There are times when I get down on myself, when I feel like I haven’t accomplished enough in my 28 years of life on Earth.  I question whether I am making the right decisions, if I couldn’t be doing something else…something better.  And when I begin to doubt myself in this way, I feel like throwing everything I have right out the window and starting over from scratch.  Nothing would be spared.  I’d sell my Stuff and move to some exotic place, leaving behind all of my friends and family.

It would be my rebirth.

I could be anyone I wanted to be, anywhere I decided to settle and spend my time with whomever I chose.  I could make new friends and experience a life beyond my imagination.  Sometimes I find myself dreaming about the different places I could be…at this very moment.  Maybe I’d be running through Central Park or wandering the Great Wall.  I think about the type of person I could be.  Maybe I’d be a  wealthy clothing designer in Milan or a homeless transient wandering through the most beautiful places nature has to offer.  I could be this, I could do that, I could be there….but I’m not, thrice.

I dream of all the things I’m not, in the process forgetting all that I am and how good my life actually is.  I have a home, copious amounts of food on the table, nice clothes to wear and a girlfriend who shares my passion for travel and puts up with my (many) idiosyncracies.  I have everything I could ask for, I know it, and still I have moments when I want more, different, better.  I am consumed by thoughts of what I’m not and all that I don’t have.

Life’s forbidden fruits lure my mind into feeling this way, into the feeling that all that I am isn’t good enough.  Into the feeling that happiness is “out there.”  All the beautiful places calling to me like a siren’s song, the smooth skin and plump lips of a beautiful woman across the room tempting me, the “promise” of a more satisfying life with more money.  All these things seductively asking me, “Is your life good enough?”  I feel like a child with my face pressed tightly against the display window of a candy store, looking into a world that isn’t mine.
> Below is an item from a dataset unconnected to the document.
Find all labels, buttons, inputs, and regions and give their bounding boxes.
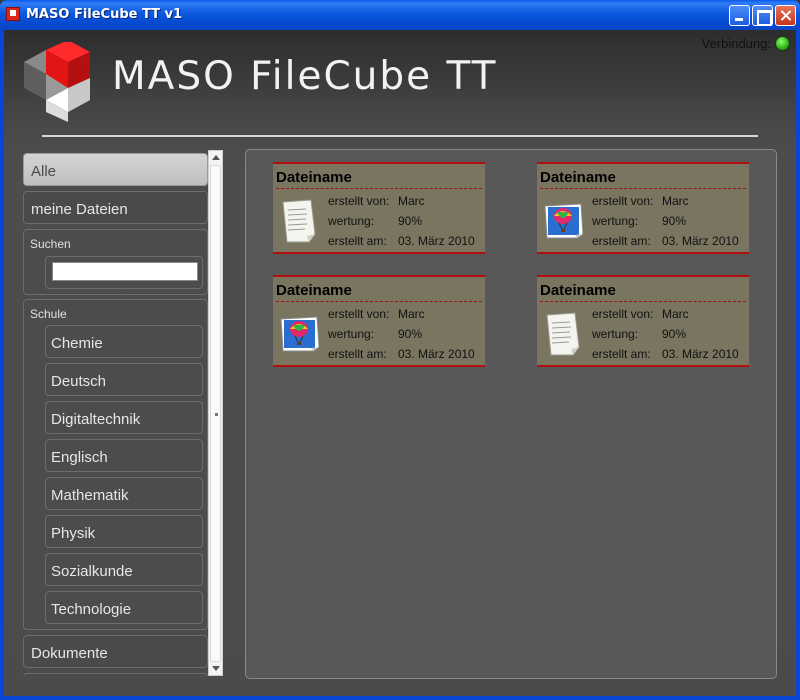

And suddenly my perfect life doesn’t seem so perfect anymore.

As I imagine myself in that other, better life, I try to envision how that life would play out.  Would living somewhere else really make me happy?  I suppose it’s possible.  I am happier today than I was a year ago when I moved away from my hometown.  I wonder if a supermodel girlfriend would be any better than the girlfriend I already have.  It might be fun for a while but in the long run, I don’t know that things would really be that different.  Besides, Erin is beautiful and we get along great with each other.  Would new friends make life more interesting?  Maybe.  The friends I have now are really cool but more friends is never a bad thing.

Then what is the answer to these problems?

This is one of the fundamental issues with self-improvement; where to draw the line and accept the life you already have.  To know when good enough actually is good enough.  If we’re always seeking improvement in our lives, ultimately we will realize that there is no upper-limit.  There will always be more, different and better.  And someday we might find that we threw away a perfectly good life in our quest for an even better one.

There must be a point when we say to ourselves, “Yeah, that’s really nice but I’m happy just where I am.”

That point needs to come before we ruin the lives we already have.  We should improve our lives but within reason and rationality.  There is no reason to destroy a good life in our quest for greatness.  Real improvement comes from building from the foundation you’ve already established.  Improve the relationships, strengthen the bonds, improve your character, change your life for the better but without casting aside everything you’ve worked so hard for already.

As for that world that isn’t ours?  Maybe it isn’t ours for a reason…we just don’t know what the reason is and maybe we aren’t supposed to.